Money to feed
March 18, 2008When leading private equity fund SAIF Partners invested $8 million in Tamil Nadu-based food processing company Asian Dhall Industries (now known as Asian Health & Nutri Foods) early last year, it sent hopes soaring of many entrepreneurs in the agri-foods business.
Most could easily dismiss this commodity-plus, region-specific company worth around Rs 100 crore, which sells varieties of pulses under the brand name Jeyyam, but there’s a story here. That innovative valueadds and small scale food businesses have a chance of making it big.
Given the context, it’s not surprising that small businessmen such as Sandeep Gogia, owner of The Fresh Produce Shoppe in Gurgaon that sells imported fruits and processed food and grocery brands, is considering private equity to fund his expansion plan. He’s got two outlets and is planning to open 10 more in the same region.
Evidently, Srivastava is spearheading a move to set up a sector-specific agri-fund. And he’s not alone. YES Bank, which was the first off the block, has already announced its decision to set up the country’s first food and agri-business fund. Both these are estimated to be around $100 million.
Fuelling this interest are the changes in the industry’s fundamentals. For one, the news of excise duty reduction in food processing and the reduction in customs duty on the import of machinery required for the industry have enthused investors.
For another, the economy— never mind the stock markets—is still humming along nicely, and that’s virtually pushing entrepreneurs to scale up operations to meet demand. “We estimate that the investment requirement for the food supply chain will be $30 billion through to 2015,” says Sonal Shah, CEO, YES Food & Agri-business India Fund.The economic progress is evident in the value addition to food that is taking place. Kalyan Chakravarthy, Country Head (Food and Agri Strategic Advisory Research), YES Bank, says: “Research has proved that irrespective of whether they are urban or rural consumers, as the per capita income increases above $2 per day, people start eating meat and when it crosses $10, they start consuming processed food.”
Not without reason, a KPMG-FICCI report estimates that the food processing and agri-business is set to grow up to 12 per cent a year in the near future. Indeed, fruit and vegetable processing that today stands at a meagre 2 per cent, is expected to shoot up to 10 per cent by 2010.
Today, the total food processing market accounts for 32 per cent of the total food market. The advent of organised retail will lend a hand too. According to Gurgaon-based consulting firm, Technopak, the organised food and grocery segment is worth $1 billion and represents just 0.6 per cent of total food sales.
That means there’s plenty of room for growth. “Modern retails formats are a big positive as they offer an environment where new players have a chance to ride on them and offer products that fill need gaps,” says Avnish Bajaj, Co-founder & MD, Matrix Partners India.
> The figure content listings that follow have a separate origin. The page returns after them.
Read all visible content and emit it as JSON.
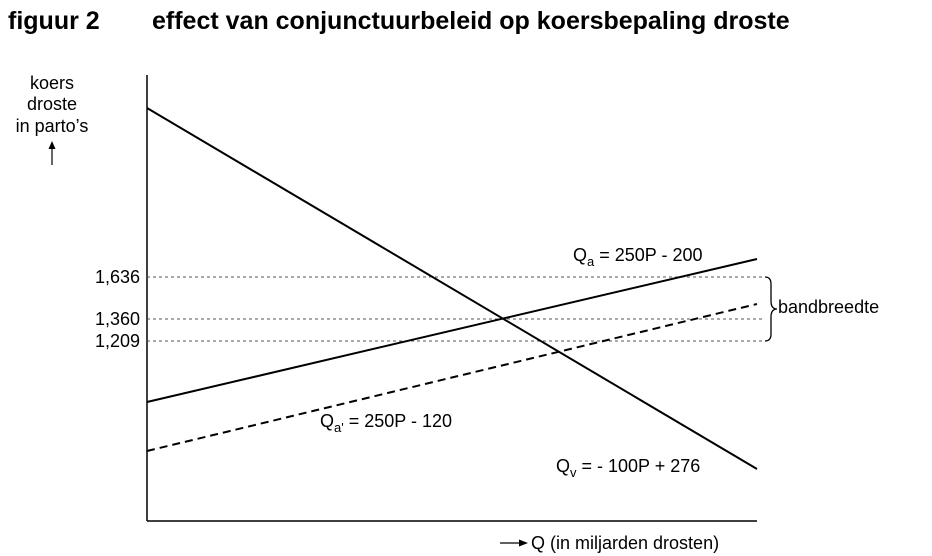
{
  "header": {
    "figure": "figuur 2",
    "title": "effect van conjunctuurbeleid op koersbepaling droste"
  },
  "y_axis": {
    "label_lines": [
      "koers",
      "droste",
      "in parto’s"
    ],
    "ticks": [
      "1,636",
      "1,360",
      "1,209"
    ]
  },
  "x_axis": {
    "label": "Q (in miljarden drosten)"
  },
  "lines": [
    {
      "main": "Q",
      "sub": "a",
      "rest": " = 250P - 200"
    },
    {
      "main": "Q",
      "sub": "a'",
      "rest": " = 250P - 120"
    },
    {
      "main": "Q",
      "sub": "v",
      "rest": " = - 100P + 276"
    }
  ],
  "band": {
    "label": "bandbreedte"
  }
}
But there are challenges. “Manufacturers have to identify the right need-gaps and product differentiation that have a pull,” he adds. “They then must create the distribution network, which should precede any brand-building activity.”
Also, according to another private equity fund head, most investors in the FMCG/branded food business need to understand that companies here face a genuine challenge in growing the scale of their business beyond a certain size and geography to achieve critical mass. “Players in this space have to first build ‘brand-ability’ and then think of investing huge sums on advertising and marketing to push their market size,” he says.
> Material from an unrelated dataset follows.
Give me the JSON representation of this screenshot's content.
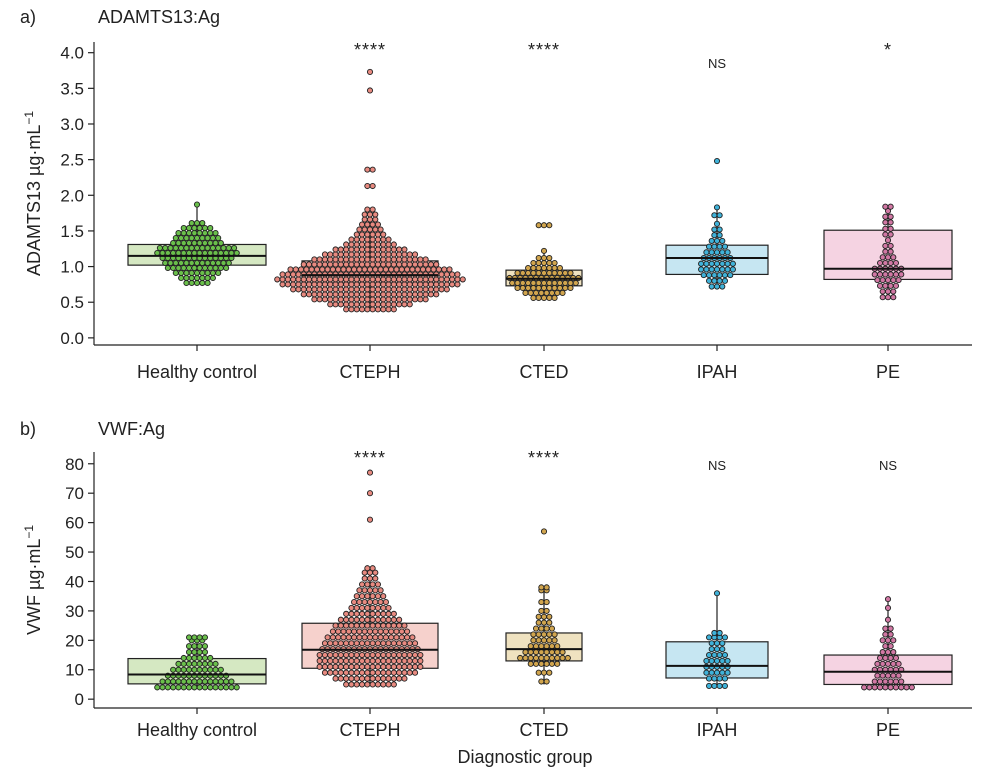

While it’s not entirely a bad thing for a company to continue being a regional player or make moderate gains, the investor will always want introduction of more progressive ways and considerable expansion in market reach, and therefore, consumption. Added to this, investors will have to necessarily look at a long window on investment of at least eight years.
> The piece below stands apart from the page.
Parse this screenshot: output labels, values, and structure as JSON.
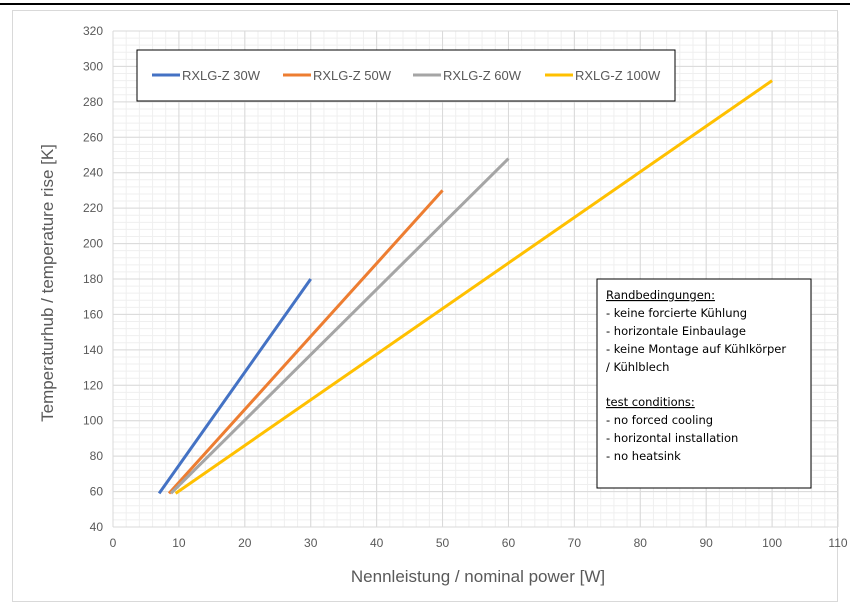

Hence, it’s not surprising that most of the investors are looking first at specific areas in the value chain. “I see the supply chain side of the mechanics attracting funds. That’s the hard part of infrastructure that needs to be coming in. Also, deliveries of infrastructure is exciting to a fund manager,” says Harish Bijoor of Harish Bijoor Consults. To be sure, the country’s third-party logistics is set for explosive organic growth.
And it’s not private equity alone that’s driving the gravy train. Many food transnationals and Indian companies are driving the change as well (see Big Food Investments).